Bucar, the speaker of the first democratically-elected parliament between 1990 and 1992, added that unity in victory is not difficult to achieve, and reminded that all along Slovenia, in trying to achieve unity, had to overcome obstacles resulting from differences between voters.
Earlier this week, a multimedia presentation premiered at the Cankarjev dom arts centre, with Alojz Peterle, the prime minister of the first government elected in a multi-party election, delivering the key-note address.
The film has prompted protests from the Association of Police Veterans SEVER, who were surprised that the makers of the film have completely ignored the contribution of Slovenian police during the country's independence war.
According to the association, which has been supported in its protest by the Police Trade Union of Slovenia, the film is misleading and discredits more than 12,000 war veterans who had earned this status. They call on the authors to change the film and broadcast the amended version.
Meanwhile, co-author of the film and the museum's director Joze Dezman labelled the protest as a valuable warning, yet insisted that the film is only a part of the project. It also includes a publication, where a whole chapter is dedicated to the role of the police force.
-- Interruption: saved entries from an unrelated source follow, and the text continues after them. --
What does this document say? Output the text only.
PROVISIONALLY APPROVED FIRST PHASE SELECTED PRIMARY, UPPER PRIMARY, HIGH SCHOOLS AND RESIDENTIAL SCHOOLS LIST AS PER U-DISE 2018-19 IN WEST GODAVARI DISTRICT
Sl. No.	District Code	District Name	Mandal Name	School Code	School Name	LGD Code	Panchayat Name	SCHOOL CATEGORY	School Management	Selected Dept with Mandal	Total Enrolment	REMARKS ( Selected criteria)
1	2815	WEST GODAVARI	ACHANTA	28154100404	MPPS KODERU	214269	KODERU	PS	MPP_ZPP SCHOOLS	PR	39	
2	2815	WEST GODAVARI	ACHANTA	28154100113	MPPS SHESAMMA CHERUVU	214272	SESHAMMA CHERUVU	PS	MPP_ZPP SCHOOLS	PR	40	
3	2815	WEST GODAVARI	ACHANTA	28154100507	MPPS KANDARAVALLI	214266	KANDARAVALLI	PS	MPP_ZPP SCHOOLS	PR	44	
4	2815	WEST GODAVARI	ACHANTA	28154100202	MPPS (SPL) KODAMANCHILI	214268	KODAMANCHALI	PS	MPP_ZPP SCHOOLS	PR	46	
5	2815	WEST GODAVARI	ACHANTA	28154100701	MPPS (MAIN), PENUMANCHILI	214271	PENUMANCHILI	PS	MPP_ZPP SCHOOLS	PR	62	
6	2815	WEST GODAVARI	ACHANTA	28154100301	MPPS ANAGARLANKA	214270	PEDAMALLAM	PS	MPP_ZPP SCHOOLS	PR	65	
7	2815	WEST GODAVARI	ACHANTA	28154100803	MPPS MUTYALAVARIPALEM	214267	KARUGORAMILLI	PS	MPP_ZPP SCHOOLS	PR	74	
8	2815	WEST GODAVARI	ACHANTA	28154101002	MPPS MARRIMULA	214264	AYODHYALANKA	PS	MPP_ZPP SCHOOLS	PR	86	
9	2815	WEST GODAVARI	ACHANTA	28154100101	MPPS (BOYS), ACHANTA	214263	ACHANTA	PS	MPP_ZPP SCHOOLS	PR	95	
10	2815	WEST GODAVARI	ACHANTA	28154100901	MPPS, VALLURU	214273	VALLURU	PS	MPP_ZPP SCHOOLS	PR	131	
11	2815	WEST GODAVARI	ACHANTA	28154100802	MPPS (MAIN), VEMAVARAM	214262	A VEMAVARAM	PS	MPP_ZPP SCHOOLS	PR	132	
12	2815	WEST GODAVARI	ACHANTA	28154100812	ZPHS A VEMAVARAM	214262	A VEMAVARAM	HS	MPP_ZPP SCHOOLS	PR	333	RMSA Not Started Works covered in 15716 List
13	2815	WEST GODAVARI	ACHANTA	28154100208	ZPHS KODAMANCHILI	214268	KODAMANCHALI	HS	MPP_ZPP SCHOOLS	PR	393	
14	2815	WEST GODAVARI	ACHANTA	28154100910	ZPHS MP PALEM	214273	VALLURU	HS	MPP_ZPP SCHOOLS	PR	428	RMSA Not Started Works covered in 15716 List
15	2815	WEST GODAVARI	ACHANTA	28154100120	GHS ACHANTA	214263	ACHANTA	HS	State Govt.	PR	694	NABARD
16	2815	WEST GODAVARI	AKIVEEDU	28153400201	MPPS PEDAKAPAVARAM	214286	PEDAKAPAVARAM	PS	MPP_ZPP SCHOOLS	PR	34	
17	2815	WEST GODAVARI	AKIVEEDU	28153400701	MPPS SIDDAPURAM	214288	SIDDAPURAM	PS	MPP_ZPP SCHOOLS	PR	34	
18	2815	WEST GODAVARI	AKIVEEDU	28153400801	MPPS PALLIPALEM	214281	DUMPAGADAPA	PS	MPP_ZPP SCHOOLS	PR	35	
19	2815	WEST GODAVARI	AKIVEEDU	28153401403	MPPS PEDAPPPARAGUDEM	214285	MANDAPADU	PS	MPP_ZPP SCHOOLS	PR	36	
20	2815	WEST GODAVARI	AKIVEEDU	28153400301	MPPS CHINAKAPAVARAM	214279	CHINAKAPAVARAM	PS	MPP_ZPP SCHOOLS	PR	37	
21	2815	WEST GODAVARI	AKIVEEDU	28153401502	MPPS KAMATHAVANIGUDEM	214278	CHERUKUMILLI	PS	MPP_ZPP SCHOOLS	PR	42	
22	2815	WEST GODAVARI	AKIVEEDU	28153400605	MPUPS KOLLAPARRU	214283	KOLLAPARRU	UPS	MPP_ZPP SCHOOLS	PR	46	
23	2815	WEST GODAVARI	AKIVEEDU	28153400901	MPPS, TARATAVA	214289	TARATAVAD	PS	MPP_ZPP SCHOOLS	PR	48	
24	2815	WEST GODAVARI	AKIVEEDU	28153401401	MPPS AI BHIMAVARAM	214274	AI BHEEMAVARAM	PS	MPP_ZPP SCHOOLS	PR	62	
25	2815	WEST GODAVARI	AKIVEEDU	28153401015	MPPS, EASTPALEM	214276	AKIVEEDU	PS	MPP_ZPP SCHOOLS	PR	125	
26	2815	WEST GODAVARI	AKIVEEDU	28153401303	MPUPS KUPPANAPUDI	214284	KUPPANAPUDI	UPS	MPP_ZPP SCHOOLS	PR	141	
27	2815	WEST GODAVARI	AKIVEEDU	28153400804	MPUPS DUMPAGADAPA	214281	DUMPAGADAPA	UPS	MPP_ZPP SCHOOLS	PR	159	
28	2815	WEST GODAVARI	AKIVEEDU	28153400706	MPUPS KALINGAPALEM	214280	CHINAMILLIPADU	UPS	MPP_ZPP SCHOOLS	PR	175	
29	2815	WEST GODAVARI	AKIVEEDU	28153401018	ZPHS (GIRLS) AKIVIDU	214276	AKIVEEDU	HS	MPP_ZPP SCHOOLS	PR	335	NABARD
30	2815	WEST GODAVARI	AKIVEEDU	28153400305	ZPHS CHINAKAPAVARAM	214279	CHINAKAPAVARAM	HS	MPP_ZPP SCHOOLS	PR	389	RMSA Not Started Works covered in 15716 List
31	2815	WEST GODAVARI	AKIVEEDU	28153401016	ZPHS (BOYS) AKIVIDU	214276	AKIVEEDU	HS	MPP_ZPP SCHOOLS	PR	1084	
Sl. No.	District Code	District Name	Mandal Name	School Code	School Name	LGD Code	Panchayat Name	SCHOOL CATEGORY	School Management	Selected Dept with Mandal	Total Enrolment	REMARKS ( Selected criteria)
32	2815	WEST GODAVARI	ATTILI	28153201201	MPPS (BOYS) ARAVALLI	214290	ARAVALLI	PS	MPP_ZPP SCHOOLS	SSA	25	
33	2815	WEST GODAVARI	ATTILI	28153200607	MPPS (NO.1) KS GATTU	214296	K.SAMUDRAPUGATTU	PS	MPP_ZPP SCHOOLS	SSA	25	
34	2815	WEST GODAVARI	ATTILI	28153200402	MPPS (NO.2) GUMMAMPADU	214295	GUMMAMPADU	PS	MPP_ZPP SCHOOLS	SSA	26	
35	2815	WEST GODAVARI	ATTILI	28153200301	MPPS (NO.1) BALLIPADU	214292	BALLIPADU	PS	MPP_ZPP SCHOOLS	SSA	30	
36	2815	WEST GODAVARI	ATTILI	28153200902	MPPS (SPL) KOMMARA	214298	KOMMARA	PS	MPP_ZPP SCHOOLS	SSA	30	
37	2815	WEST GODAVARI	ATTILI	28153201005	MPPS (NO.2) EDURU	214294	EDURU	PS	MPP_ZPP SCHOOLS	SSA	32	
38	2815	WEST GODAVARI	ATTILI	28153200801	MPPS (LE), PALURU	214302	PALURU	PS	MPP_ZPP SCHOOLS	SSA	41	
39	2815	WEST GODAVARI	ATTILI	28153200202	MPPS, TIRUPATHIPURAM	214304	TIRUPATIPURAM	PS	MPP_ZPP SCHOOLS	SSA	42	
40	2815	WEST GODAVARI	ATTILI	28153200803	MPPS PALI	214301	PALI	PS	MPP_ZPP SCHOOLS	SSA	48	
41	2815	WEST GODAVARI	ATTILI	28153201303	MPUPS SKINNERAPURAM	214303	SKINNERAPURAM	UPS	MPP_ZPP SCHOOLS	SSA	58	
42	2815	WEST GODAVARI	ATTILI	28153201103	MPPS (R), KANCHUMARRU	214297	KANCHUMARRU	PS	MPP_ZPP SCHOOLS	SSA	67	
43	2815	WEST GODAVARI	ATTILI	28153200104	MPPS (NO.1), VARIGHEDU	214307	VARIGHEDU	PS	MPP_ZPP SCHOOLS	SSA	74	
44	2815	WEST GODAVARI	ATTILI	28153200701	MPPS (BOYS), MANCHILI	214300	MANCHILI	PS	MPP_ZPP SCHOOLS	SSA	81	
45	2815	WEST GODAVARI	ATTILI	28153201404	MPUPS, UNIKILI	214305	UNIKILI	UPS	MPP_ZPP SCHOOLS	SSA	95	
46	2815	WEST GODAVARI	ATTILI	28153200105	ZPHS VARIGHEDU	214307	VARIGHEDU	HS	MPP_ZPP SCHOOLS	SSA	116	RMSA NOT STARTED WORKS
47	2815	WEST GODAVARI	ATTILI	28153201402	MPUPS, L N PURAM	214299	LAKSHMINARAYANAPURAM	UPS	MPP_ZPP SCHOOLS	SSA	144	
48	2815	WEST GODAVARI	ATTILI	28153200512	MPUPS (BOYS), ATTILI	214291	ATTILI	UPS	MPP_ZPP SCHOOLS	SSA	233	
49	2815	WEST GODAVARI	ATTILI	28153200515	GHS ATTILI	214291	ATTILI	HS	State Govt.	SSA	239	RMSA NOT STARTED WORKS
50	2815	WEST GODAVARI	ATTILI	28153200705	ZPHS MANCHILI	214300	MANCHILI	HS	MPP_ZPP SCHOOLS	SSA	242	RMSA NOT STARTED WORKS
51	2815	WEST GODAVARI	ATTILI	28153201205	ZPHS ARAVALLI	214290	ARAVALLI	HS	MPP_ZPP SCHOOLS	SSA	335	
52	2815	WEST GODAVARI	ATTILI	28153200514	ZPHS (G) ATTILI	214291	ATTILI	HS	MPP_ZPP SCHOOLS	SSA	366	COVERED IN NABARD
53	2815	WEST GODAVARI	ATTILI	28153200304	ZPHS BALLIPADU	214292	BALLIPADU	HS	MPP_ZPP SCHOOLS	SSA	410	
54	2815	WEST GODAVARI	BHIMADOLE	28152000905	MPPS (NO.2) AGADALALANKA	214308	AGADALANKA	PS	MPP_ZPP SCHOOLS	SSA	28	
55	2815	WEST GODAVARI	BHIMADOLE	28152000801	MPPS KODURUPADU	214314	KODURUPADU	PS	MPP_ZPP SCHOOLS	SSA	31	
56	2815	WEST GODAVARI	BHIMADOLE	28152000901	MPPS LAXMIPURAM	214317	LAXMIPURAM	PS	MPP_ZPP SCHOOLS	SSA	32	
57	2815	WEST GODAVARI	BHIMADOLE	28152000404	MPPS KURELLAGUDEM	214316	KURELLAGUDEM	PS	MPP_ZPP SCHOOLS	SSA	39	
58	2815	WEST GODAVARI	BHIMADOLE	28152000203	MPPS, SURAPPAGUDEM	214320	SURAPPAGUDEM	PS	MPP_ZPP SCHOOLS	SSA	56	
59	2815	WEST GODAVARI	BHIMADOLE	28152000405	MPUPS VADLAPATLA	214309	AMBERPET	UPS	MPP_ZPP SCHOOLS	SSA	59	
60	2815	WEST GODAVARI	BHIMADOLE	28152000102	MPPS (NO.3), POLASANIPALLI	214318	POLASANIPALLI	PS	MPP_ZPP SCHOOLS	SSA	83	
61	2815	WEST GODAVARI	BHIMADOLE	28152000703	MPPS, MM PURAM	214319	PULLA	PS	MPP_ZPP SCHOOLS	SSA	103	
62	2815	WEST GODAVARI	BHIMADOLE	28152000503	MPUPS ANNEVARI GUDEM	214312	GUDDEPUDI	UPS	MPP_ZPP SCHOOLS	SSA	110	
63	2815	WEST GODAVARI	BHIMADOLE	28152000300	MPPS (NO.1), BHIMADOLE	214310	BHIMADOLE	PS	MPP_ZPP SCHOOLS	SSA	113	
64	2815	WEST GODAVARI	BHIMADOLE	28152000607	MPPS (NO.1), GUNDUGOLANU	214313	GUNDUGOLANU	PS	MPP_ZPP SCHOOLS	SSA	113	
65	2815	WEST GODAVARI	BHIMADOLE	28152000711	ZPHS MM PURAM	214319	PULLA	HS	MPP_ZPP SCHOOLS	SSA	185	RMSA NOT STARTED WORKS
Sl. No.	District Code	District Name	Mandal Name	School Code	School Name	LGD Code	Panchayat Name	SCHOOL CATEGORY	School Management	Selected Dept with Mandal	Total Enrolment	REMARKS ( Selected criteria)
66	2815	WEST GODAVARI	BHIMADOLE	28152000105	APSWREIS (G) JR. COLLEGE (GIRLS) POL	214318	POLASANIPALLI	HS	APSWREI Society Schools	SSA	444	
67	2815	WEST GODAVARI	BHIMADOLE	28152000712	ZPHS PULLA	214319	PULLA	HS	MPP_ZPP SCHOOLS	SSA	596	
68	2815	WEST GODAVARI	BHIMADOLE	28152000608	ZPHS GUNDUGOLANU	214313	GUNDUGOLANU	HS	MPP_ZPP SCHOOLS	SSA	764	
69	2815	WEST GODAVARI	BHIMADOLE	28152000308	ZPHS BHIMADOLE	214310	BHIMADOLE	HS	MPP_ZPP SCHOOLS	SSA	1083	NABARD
The project dubbed "United in Victory" officially started on 9 May, on Victory Day and Europe Day, with the erection of a full-fledged tank in front of the museum.
Natasa Urbanc, the author of the publication and the exhibition, said that the two have a similar concept: they are based on the words of Slovenian philosopher, anthropologist and theologian Anton Trstenjak (1906-1996), who stressed the need for Slovenians as a small nation to unite.
Independence celebrations culminated on 24 June with a reproduction of a ceremony of 26 June 1991 at which Slovenian independence was officially proclaimed. They keynote speaker at the ceremony in the Trg republike square in Ljubljana was PM Janez Jansa.
The festivities began on 28 April with the opening of an exhibition "The War for Slovenia 1991" in Lendava (NE), and will conclude in the port of Koper on 26 October to mark the day when the last soldiers of the Yugoslav People's Army left Slovenia.